Friday, January 25th, 2008

3.3.2 EMPIRICAL TESTS 65 G. Run test. A sequence may also be tested for runs up and runs down. This means we examine the length of monotone subsequences of the original sequence, i.e., segments that are increasing or decreasing. As an example of the precise definition of a run, consider the sequence of ten numbers 1298536704 ; putting a vertical line at the left and right and between X, and X3+1 whenever X, > X3+1, we obtain /l 2 9181513 6 710 41, (9) which displays the runs up : there is a run of length 3, followed by two runs of length 1, followed by another run of length 3, followed by a run of length 2. The algorithm of exercise 12 shows how to tabulate the length of runs up. Unlike the gap test and the coupon collector s test (which are in many other respects similar to this test), we should not apply a &i-square test to the above data, since adjacent runs are not independent. A long run will tend to be followed by a short run, and conversely. This lack of independence is enough to invalidate a straightforward chi-square test.
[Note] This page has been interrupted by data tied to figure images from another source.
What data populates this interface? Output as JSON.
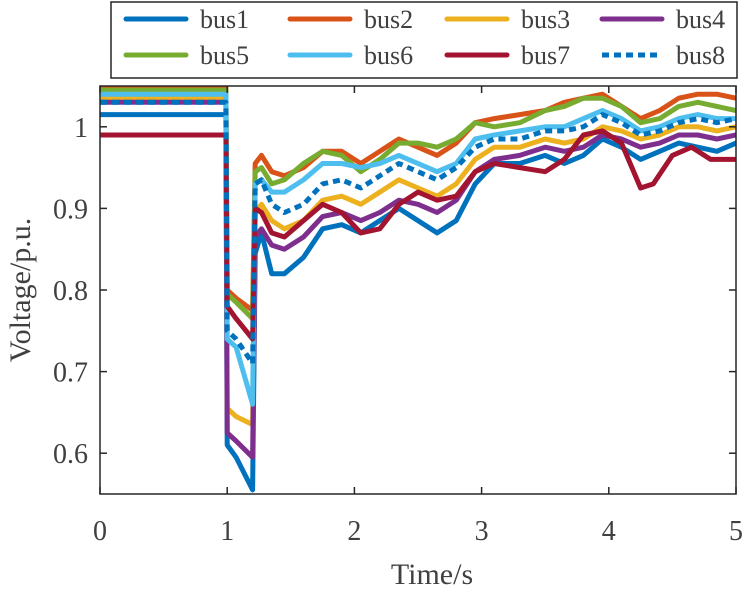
{
  "chart_data": {
    "type": "line",
    "title": "",
    "xlabel": "Time/s",
    "ylabel": "Voltage/p.u.",
    "xlim": [
      0,
      5
    ],
    "ylim": [
      0.55,
      1.05
    ],
    "xticks": [
      0,
      1,
      2,
      3,
      4,
      5
    ],
    "xtick_labels": [
      "0",
      "1",
      "2",
      "3",
      "4",
      "5"
    ],
    "yticks": [
      0.6,
      0.7,
      0.8,
      0.9,
      1.0
    ],
    "ytick_labels": [
      "0.6",
      "0.7",
      "0.8",
      "0.9",
      "1"
    ],
    "grid": false,
    "legend": {
      "placement": "top",
      "columns": 4
    },
    "series": [
      {
        "name": "bus1",
        "color": "#0072BD",
        "dash": false,
        "points": [
          [
            0,
            1.015
          ],
          [
            0.99,
            1.015
          ],
          [
            1.0,
            0.61
          ],
          [
            1.07,
            0.595
          ],
          [
            1.2,
            0.555
          ],
          [
            1.22,
            0.845
          ],
          [
            1.27,
            0.87
          ],
          [
            1.35,
            0.82
          ],
          [
            1.45,
            0.82
          ],
          [
            1.6,
            0.84
          ],
          [
            1.75,
            0.875
          ],
          [
            1.9,
            0.88
          ],
          [
            2.05,
            0.87
          ],
          [
            2.2,
            0.885
          ],
          [
            2.35,
            0.9
          ],
          [
            2.5,
            0.885
          ],
          [
            2.65,
            0.87
          ],
          [
            2.8,
            0.885
          ],
          [
            2.95,
            0.93
          ],
          [
            3.1,
            0.955
          ],
          [
            3.3,
            0.955
          ],
          [
            3.5,
            0.965
          ],
          [
            3.65,
            0.955
          ],
          [
            3.8,
            0.965
          ],
          [
            3.95,
            0.985
          ],
          [
            4.1,
            0.975
          ],
          [
            4.25,
            0.96
          ],
          [
            4.4,
            0.97
          ],
          [
            4.55,
            0.98
          ],
          [
            4.7,
            0.975
          ],
          [
            4.85,
            0.97
          ],
          [
            5.0,
            0.98
          ]
        ]
      },
      {
        "name": "bus2",
        "color": "#D95319",
        "dash": false,
        "points": [
          [
            0,
            1.05
          ],
          [
            0.99,
            1.05
          ],
          [
            1.0,
            0.8
          ],
          [
            1.07,
            0.79
          ],
          [
            1.2,
            0.775
          ],
          [
            1.22,
            0.955
          ],
          [
            1.27,
            0.965
          ],
          [
            1.35,
            0.945
          ],
          [
            1.45,
            0.94
          ],
          [
            1.6,
            0.95
          ],
          [
            1.75,
            0.97
          ],
          [
            1.9,
            0.97
          ],
          [
            2.05,
            0.955
          ],
          [
            2.2,
            0.97
          ],
          [
            2.35,
            0.985
          ],
          [
            2.5,
            0.975
          ],
          [
            2.65,
            0.965
          ],
          [
            2.8,
            0.98
          ],
          [
            2.95,
            1.005
          ],
          [
            3.1,
            1.01
          ],
          [
            3.3,
            1.015
          ],
          [
            3.5,
            1.02
          ],
          [
            3.65,
            1.03
          ],
          [
            3.8,
            1.035
          ],
          [
            3.95,
            1.04
          ],
          [
            4.1,
            1.025
          ],
          [
            4.25,
            1.01
          ],
          [
            4.4,
            1.02
          ],
          [
            4.55,
            1.035
          ],
          [
            4.7,
            1.04
          ],
          [
            4.85,
            1.04
          ],
          [
            5.0,
            1.035
          ]
        ]
      },
      {
        "name": "bus3",
        "color": "#EDB120",
        "dash": false,
        "points": [
          [
            0,
            1.035
          ],
          [
            0.99,
            1.035
          ],
          [
            1.0,
            0.655
          ],
          [
            1.07,
            0.645
          ],
          [
            1.2,
            0.635
          ],
          [
            1.22,
            0.895
          ],
          [
            1.27,
            0.905
          ],
          [
            1.35,
            0.885
          ],
          [
            1.45,
            0.875
          ],
          [
            1.6,
            0.885
          ],
          [
            1.75,
            0.91
          ],
          [
            1.9,
            0.915
          ],
          [
            2.05,
            0.905
          ],
          [
            2.2,
            0.92
          ],
          [
            2.35,
            0.935
          ],
          [
            2.5,
            0.925
          ],
          [
            2.65,
            0.915
          ],
          [
            2.8,
            0.93
          ],
          [
            2.95,
            0.96
          ],
          [
            3.1,
            0.975
          ],
          [
            3.3,
            0.975
          ],
          [
            3.5,
            0.985
          ],
          [
            3.65,
            0.98
          ],
          [
            3.8,
            0.985
          ],
          [
            3.95,
            1.0
          ],
          [
            4.1,
            0.995
          ],
          [
            4.25,
            0.985
          ],
          [
            4.4,
            0.99
          ],
          [
            4.55,
            1.0
          ],
          [
            4.7,
            1.0
          ],
          [
            4.85,
            0.995
          ],
          [
            5.0,
            1.0
          ]
        ]
      },
      {
        "name": "bus4",
        "color": "#7E2F8E",
        "dash": false,
        "points": [
          [
            0,
            1.03
          ],
          [
            0.99,
            1.03
          ],
          [
            1.0,
            0.625
          ],
          [
            1.07,
            0.615
          ],
          [
            1.2,
            0.595
          ],
          [
            1.22,
            0.865
          ],
          [
            1.27,
            0.875
          ],
          [
            1.35,
            0.855
          ],
          [
            1.45,
            0.85
          ],
          [
            1.6,
            0.865
          ],
          [
            1.75,
            0.89
          ],
          [
            1.9,
            0.895
          ],
          [
            2.05,
            0.885
          ],
          [
            2.2,
            0.895
          ],
          [
            2.35,
            0.91
          ],
          [
            2.5,
            0.905
          ],
          [
            2.65,
            0.895
          ],
          [
            2.8,
            0.91
          ],
          [
            2.95,
            0.945
          ],
          [
            3.1,
            0.96
          ],
          [
            3.3,
            0.965
          ],
          [
            3.5,
            0.975
          ],
          [
            3.65,
            0.97
          ],
          [
            3.8,
            0.975
          ],
          [
            3.95,
            0.99
          ],
          [
            4.1,
            0.985
          ],
          [
            4.25,
            0.975
          ],
          [
            4.4,
            0.98
          ],
          [
            4.55,
            0.99
          ],
          [
            4.7,
            0.99
          ],
          [
            4.85,
            0.985
          ],
          [
            5.0,
            0.99
          ]
        ]
      },
      {
        "name": "bus5",
        "color": "#77AC30",
        "dash": false,
        "points": [
          [
            0,
            1.045
          ],
          [
            0.99,
            1.045
          ],
          [
            1.0,
            0.795
          ],
          [
            1.07,
            0.785
          ],
          [
            1.2,
            0.765
          ],
          [
            1.22,
            0.945
          ],
          [
            1.27,
            0.95
          ],
          [
            1.35,
            0.93
          ],
          [
            1.45,
            0.935
          ],
          [
            1.6,
            0.955
          ],
          [
            1.75,
            0.97
          ],
          [
            1.9,
            0.965
          ],
          [
            2.05,
            0.945
          ],
          [
            2.2,
            0.96
          ],
          [
            2.35,
            0.98
          ],
          [
            2.5,
            0.98
          ],
          [
            2.65,
            0.975
          ],
          [
            2.8,
            0.985
          ],
          [
            2.95,
            1.005
          ],
          [
            3.1,
            1.0
          ],
          [
            3.3,
            1.005
          ],
          [
            3.5,
            1.02
          ],
          [
            3.65,
            1.025
          ],
          [
            3.8,
            1.035
          ],
          [
            3.95,
            1.035
          ],
          [
            4.1,
            1.025
          ],
          [
            4.25,
            1.005
          ],
          [
            4.4,
            1.01
          ],
          [
            4.55,
            1.025
          ],
          [
            4.7,
            1.03
          ],
          [
            4.85,
            1.025
          ],
          [
            5.0,
            1.02
          ]
        ]
      },
      {
        "name": "bus6",
        "color": "#4DBEEE",
        "dash": false,
        "points": [
          [
            0,
            1.04
          ],
          [
            0.99,
            1.04
          ],
          [
            1.0,
            0.74
          ],
          [
            1.07,
            0.73
          ],
          [
            1.2,
            0.66
          ],
          [
            1.22,
            0.93
          ],
          [
            1.27,
            0.935
          ],
          [
            1.35,
            0.92
          ],
          [
            1.45,
            0.92
          ],
          [
            1.6,
            0.935
          ],
          [
            1.75,
            0.955
          ],
          [
            1.9,
            0.955
          ],
          [
            2.05,
            0.95
          ],
          [
            2.2,
            0.955
          ],
          [
            2.35,
            0.965
          ],
          [
            2.5,
            0.955
          ],
          [
            2.65,
            0.945
          ],
          [
            2.8,
            0.955
          ],
          [
            2.95,
            0.985
          ],
          [
            3.1,
            0.99
          ],
          [
            3.3,
            0.995
          ],
          [
            3.5,
            1.0
          ],
          [
            3.65,
            1.0
          ],
          [
            3.8,
            1.01
          ],
          [
            3.95,
            1.02
          ],
          [
            4.1,
            1.01
          ],
          [
            4.25,
            0.995
          ],
          [
            4.4,
            1.0
          ],
          [
            4.55,
            1.01
          ],
          [
            4.7,
            1.015
          ],
          [
            4.85,
            1.01
          ],
          [
            5.0,
            1.01
          ]
        ]
      },
      {
        "name": "bus7",
        "color": "#A2142F",
        "dash": false,
        "points": [
          [
            0,
            0.99
          ],
          [
            0.99,
            0.99
          ],
          [
            1.0,
            0.78
          ],
          [
            1.07,
            0.765
          ],
          [
            1.2,
            0.74
          ],
          [
            1.22,
            0.9
          ],
          [
            1.27,
            0.895
          ],
          [
            1.35,
            0.87
          ],
          [
            1.45,
            0.865
          ],
          [
            1.6,
            0.885
          ],
          [
            1.75,
            0.905
          ],
          [
            1.9,
            0.895
          ],
          [
            2.05,
            0.87
          ],
          [
            2.2,
            0.875
          ],
          [
            2.35,
            0.905
          ],
          [
            2.5,
            0.92
          ],
          [
            2.65,
            0.91
          ],
          [
            2.8,
            0.915
          ],
          [
            2.95,
            0.945
          ],
          [
            3.1,
            0.955
          ],
          [
            3.3,
            0.95
          ],
          [
            3.5,
            0.945
          ],
          [
            3.65,
            0.96
          ],
          [
            3.8,
            0.99
          ],
          [
            3.95,
            0.995
          ],
          [
            4.1,
            0.98
          ],
          [
            4.25,
            0.925
          ],
          [
            4.35,
            0.93
          ],
          [
            4.5,
            0.965
          ],
          [
            4.65,
            0.975
          ],
          [
            4.8,
            0.96
          ],
          [
            5.0,
            0.96
          ]
        ]
      },
      {
        "name": "bus8",
        "color": "#0072BD",
        "dash": true,
        "points": [
          [
            0,
            1.03
          ],
          [
            0.99,
            1.03
          ],
          [
            1.0,
            0.75
          ],
          [
            1.07,
            0.74
          ],
          [
            1.2,
            0.71
          ],
          [
            1.22,
            0.93
          ],
          [
            1.27,
            0.935
          ],
          [
            1.35,
            0.905
          ],
          [
            1.45,
            0.895
          ],
          [
            1.6,
            0.905
          ],
          [
            1.75,
            0.93
          ],
          [
            1.9,
            0.935
          ],
          [
            2.05,
            0.925
          ],
          [
            2.2,
            0.94
          ],
          [
            2.35,
            0.955
          ],
          [
            2.5,
            0.945
          ],
          [
            2.65,
            0.935
          ],
          [
            2.8,
            0.95
          ],
          [
            2.95,
            0.975
          ],
          [
            3.1,
            0.985
          ],
          [
            3.3,
            0.985
          ],
          [
            3.5,
            0.995
          ],
          [
            3.65,
            0.995
          ],
          [
            3.8,
            1.0
          ],
          [
            3.95,
            1.015
          ],
          [
            4.1,
            1.005
          ],
          [
            4.25,
            0.99
          ],
          [
            4.4,
            0.995
          ],
          [
            4.55,
            1.005
          ],
          [
            4.7,
            1.01
          ],
          [
            4.85,
            1.005
          ],
          [
            5.0,
            1.01
          ]
        ]
      }
    ]
  }
}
Instead, the following statistic may be computed, when the run lengths have been determined as in exercise 12: V = k c (COUNT[~] - &,)(couNT[~] -nbY)az3, (10) 11w16 where n is the length of the sequence, and the coefficients at3 and bi are equal to fall a12 a13 a14 a15 a16 (4529.4 9044.9 13568 18091 22615 27892 a21 a22 a23 a24 a25 a26 9044.9 18097 27139 36187 45234 55789 a31 a32 a33 a34 a35 a36 13568 27139 40721 54281 67852 83685 a41 a42 a43 a44 a45 a46 18091 36187 54281 72414 90470 111580 a51 a52 a53 a54 a55 a56 22615 45234 67852 90470 113262 139476 ia61 a62 a63 a64 a65 a66 I= L 27892 55789 83685 111580 139476 172860 (11) (bl bz b3 h b5 b6) = (8 & & +& & &). (The values of az3 shown here are approximate only; exact values may be obtained by using formulas derived below.) The statistic V in (10) should have the chi- square distribution with six (not five) degrees of freedom, when n is large. The value of n should be, say, 4000 or more. The same test can be applied to runs down. A vastly simpler and more practical run test appears in exercise 14, so a reader who is interested only in testing random number generators should skip the next few pages and go on to the maximum-of-t test after looking at exercise 14. On the other hand it is instructive from a mathematical standpoint to see how a complicated run test with interdependent runs can be treated, so we shall now digress for a moment.